Dans cette discussion, Rabbi Yovel se réfère aussi à des recherches historiques comme celles de Yechezkel Kaufmann dans le premier volume de Toldot Ha'emunah Hayisraelit et aussi à l'atlas historique de la période du Second Temple édité par Avi Yonah.
Il est significatif que cette approche utilise les résultats des recherches historiques et critiques pour fortifier ou vérifier des valeurs normatives. Un différent type d'arguments contre la position du messianisme politique s'attache au principe de yehareg ve'al ya'avor (donne ta vie plutôt que de transgresser). Ici, l'on s'oppose à l'application de ce principe par ceux qui sont contre le retour des territoires occupés. Selon les sources en cause, Sanhedrin 74a par exemple, il n'existe que trois transgressions — idolâtrie, inceste, meurtre — auxquelles ce principe s'applique sans conditions. Pour toutes les autres transgressions, on ne doit pas sacrifier sa vie, sauf si les conditions de Chillul Hashem (diffamation du nom de Dieu) ou de gezeirat shmad (persécution religieuse) l'exigent. Il découle de cela, dit-on, que les commandements de conquérir et d'occuper la terre ne sont pas compris dans la catégorie des trois lois les plus contraignantes de la Torah. Et donc, si l'on rend des territoires en vue de la paix, pour sauver des vies humaines ou pour éviter la corruption morale typique et inévitable dans une nation conquérante, cette restitution ne peut constituer un cas de Chillul Hashem ou de gezeirat shmad. C'est pourquoi le problème de yehareg ve'al ya'avor est ici hors de propos.
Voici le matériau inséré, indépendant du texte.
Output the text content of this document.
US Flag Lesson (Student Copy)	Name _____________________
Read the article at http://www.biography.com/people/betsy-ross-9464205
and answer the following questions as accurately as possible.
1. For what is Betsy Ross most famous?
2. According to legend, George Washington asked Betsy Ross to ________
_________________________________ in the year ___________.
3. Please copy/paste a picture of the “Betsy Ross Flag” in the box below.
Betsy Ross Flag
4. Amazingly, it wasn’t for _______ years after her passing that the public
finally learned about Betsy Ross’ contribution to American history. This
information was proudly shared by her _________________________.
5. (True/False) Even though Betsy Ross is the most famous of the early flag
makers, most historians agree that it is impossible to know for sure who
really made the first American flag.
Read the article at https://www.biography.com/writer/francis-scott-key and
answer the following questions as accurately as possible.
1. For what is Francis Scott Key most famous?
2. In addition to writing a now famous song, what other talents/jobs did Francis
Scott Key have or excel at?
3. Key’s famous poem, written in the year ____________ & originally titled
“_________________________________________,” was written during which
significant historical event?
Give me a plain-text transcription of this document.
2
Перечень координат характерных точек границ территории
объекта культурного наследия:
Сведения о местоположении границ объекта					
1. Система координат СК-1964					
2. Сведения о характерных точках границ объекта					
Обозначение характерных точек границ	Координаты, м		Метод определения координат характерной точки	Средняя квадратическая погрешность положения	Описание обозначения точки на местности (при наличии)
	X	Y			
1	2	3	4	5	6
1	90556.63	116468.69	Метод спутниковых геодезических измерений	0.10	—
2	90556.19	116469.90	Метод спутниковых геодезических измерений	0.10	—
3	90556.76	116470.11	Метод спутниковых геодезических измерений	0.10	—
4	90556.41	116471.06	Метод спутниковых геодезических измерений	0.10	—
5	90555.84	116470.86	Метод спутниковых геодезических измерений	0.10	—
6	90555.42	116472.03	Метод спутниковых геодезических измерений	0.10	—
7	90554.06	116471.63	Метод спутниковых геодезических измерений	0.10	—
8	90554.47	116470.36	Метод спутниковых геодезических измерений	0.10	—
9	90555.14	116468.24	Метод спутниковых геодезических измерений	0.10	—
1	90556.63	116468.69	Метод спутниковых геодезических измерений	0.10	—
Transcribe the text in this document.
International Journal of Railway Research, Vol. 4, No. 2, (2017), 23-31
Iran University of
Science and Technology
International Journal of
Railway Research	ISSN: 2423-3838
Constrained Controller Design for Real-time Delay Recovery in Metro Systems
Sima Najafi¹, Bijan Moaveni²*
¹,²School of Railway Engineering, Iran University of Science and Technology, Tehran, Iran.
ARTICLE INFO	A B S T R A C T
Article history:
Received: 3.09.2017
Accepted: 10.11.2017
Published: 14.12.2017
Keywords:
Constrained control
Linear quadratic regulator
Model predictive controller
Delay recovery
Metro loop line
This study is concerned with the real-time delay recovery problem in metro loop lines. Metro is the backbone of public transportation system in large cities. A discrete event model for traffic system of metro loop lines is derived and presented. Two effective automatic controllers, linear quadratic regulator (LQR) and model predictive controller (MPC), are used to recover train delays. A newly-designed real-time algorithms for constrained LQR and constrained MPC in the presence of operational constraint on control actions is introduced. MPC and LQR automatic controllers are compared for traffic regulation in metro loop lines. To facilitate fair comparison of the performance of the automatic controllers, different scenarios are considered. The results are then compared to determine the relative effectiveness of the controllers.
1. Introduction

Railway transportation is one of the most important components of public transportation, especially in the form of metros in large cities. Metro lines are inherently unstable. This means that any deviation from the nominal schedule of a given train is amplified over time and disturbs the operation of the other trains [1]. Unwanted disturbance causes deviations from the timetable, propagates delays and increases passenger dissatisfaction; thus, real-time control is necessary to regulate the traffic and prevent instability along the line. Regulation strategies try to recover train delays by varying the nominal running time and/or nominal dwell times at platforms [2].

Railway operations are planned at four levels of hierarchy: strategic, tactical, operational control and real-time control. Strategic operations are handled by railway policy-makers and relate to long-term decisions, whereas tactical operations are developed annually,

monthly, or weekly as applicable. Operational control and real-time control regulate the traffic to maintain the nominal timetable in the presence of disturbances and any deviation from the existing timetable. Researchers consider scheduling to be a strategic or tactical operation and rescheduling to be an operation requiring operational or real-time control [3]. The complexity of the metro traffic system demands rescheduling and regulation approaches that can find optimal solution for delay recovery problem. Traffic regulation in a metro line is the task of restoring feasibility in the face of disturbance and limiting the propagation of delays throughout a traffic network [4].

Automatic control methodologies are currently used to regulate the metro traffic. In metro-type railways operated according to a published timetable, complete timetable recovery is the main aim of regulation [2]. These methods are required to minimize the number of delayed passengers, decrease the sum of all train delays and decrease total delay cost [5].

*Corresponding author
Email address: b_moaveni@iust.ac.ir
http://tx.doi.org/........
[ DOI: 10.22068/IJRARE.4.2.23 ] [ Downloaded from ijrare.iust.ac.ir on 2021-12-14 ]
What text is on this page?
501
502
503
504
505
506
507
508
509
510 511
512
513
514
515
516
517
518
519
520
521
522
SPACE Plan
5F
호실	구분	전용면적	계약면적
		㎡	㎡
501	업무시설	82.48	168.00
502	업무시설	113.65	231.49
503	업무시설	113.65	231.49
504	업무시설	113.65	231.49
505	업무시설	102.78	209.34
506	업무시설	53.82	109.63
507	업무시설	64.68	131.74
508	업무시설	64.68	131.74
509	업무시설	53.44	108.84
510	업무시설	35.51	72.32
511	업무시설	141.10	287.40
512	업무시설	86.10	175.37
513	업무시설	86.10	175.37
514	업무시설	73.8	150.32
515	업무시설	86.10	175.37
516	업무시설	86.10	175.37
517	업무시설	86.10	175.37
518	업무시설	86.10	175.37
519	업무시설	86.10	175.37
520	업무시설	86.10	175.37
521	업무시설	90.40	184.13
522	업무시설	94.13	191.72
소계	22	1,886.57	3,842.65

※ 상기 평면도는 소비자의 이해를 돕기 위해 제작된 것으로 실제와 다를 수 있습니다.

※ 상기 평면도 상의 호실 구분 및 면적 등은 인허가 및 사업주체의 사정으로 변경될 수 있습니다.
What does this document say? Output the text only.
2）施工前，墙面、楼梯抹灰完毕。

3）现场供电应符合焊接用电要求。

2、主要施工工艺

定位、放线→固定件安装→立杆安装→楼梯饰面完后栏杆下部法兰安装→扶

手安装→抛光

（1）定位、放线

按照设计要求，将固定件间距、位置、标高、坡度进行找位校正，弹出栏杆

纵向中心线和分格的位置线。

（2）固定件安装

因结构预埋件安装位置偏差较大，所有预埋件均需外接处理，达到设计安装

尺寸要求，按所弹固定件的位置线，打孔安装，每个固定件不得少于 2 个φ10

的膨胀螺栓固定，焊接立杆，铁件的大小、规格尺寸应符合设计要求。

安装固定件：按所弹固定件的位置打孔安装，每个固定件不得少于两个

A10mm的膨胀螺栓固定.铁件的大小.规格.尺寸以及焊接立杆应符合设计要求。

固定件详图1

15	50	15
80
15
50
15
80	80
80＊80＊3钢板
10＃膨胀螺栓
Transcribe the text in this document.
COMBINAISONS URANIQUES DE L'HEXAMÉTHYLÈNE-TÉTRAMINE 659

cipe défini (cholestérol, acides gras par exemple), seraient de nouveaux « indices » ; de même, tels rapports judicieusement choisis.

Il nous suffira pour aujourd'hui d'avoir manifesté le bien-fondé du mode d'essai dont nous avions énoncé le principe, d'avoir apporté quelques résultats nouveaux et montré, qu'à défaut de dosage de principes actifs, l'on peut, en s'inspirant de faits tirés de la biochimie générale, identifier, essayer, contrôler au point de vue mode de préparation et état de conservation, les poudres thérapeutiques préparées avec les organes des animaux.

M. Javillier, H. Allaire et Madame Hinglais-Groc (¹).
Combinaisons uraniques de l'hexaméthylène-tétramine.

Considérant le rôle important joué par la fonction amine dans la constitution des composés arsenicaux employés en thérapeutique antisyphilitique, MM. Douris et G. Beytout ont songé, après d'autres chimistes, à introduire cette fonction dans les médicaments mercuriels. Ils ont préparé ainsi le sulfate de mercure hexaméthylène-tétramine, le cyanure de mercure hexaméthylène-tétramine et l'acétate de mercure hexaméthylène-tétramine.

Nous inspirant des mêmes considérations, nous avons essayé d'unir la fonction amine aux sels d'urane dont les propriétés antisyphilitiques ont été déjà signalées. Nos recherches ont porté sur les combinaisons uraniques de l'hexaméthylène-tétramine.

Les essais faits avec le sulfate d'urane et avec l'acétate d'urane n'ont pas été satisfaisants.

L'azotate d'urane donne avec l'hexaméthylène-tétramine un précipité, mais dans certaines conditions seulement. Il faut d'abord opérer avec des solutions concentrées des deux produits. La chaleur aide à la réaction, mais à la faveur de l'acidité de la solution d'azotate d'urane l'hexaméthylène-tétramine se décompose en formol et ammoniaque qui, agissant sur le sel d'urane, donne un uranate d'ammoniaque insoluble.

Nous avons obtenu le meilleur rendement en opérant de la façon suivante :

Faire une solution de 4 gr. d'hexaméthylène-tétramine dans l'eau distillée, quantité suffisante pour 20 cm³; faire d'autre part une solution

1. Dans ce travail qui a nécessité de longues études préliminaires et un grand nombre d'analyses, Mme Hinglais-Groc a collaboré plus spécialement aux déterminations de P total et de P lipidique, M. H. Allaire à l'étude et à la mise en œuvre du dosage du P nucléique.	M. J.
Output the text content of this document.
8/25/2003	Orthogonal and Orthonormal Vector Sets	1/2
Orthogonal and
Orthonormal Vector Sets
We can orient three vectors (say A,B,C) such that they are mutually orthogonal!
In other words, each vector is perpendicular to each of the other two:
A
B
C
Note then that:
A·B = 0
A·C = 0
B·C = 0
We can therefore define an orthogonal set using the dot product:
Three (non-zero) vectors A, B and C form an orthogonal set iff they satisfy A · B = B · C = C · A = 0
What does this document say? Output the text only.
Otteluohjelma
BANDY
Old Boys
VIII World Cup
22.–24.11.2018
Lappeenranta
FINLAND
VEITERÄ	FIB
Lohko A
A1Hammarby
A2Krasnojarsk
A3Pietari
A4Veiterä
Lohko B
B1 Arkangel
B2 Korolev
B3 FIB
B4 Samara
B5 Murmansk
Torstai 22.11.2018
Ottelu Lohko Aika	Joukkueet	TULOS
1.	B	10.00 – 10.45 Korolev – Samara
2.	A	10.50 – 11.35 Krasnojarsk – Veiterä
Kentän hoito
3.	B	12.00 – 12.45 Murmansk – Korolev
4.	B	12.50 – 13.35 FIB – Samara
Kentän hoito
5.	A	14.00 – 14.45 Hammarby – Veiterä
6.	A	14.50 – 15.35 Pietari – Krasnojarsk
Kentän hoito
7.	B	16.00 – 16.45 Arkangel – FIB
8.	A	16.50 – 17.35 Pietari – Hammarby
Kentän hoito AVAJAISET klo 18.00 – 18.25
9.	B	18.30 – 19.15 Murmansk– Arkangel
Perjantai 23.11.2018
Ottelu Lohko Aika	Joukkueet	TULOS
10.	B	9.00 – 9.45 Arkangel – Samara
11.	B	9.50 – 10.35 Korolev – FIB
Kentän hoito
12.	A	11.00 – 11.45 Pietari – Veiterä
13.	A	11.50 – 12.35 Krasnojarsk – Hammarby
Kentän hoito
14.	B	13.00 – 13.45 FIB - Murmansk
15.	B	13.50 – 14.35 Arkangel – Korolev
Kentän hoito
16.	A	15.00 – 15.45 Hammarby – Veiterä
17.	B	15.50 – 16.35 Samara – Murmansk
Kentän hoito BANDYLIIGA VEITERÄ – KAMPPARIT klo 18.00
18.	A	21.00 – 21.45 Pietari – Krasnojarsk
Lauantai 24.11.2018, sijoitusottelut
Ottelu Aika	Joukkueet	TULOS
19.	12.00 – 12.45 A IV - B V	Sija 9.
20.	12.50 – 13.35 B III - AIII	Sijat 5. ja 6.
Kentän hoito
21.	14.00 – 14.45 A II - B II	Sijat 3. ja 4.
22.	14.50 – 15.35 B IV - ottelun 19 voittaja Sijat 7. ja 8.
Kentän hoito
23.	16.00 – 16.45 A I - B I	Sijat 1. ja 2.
On entend souvent dire qu'une décision à ce sujet (la restitution des territoires) devrait être laissée à des experts en stratégie militaire ou en diplomatie. On fait des comparaisons avec la profanation du Sabbat (Avodah Zarah 27b, Y oma 85b) pour sauver la vie de quelqu'un, cas où le médecin doit évaluer la situation réelle tandis que la Halakhah est guidée par le Sabbat lui-même (Hilkhot Shabbat II, 2, 3; et aussi Shulchan Arukh, Orach Chaim 328). Cette position a été également appuyée par Rabbi J.B. Soleveichik dans un interview qui fut publié par la presse israélienne. (Voir aussi « Approche messianique ou Approche réaliste », Amudim 1976, n. 360).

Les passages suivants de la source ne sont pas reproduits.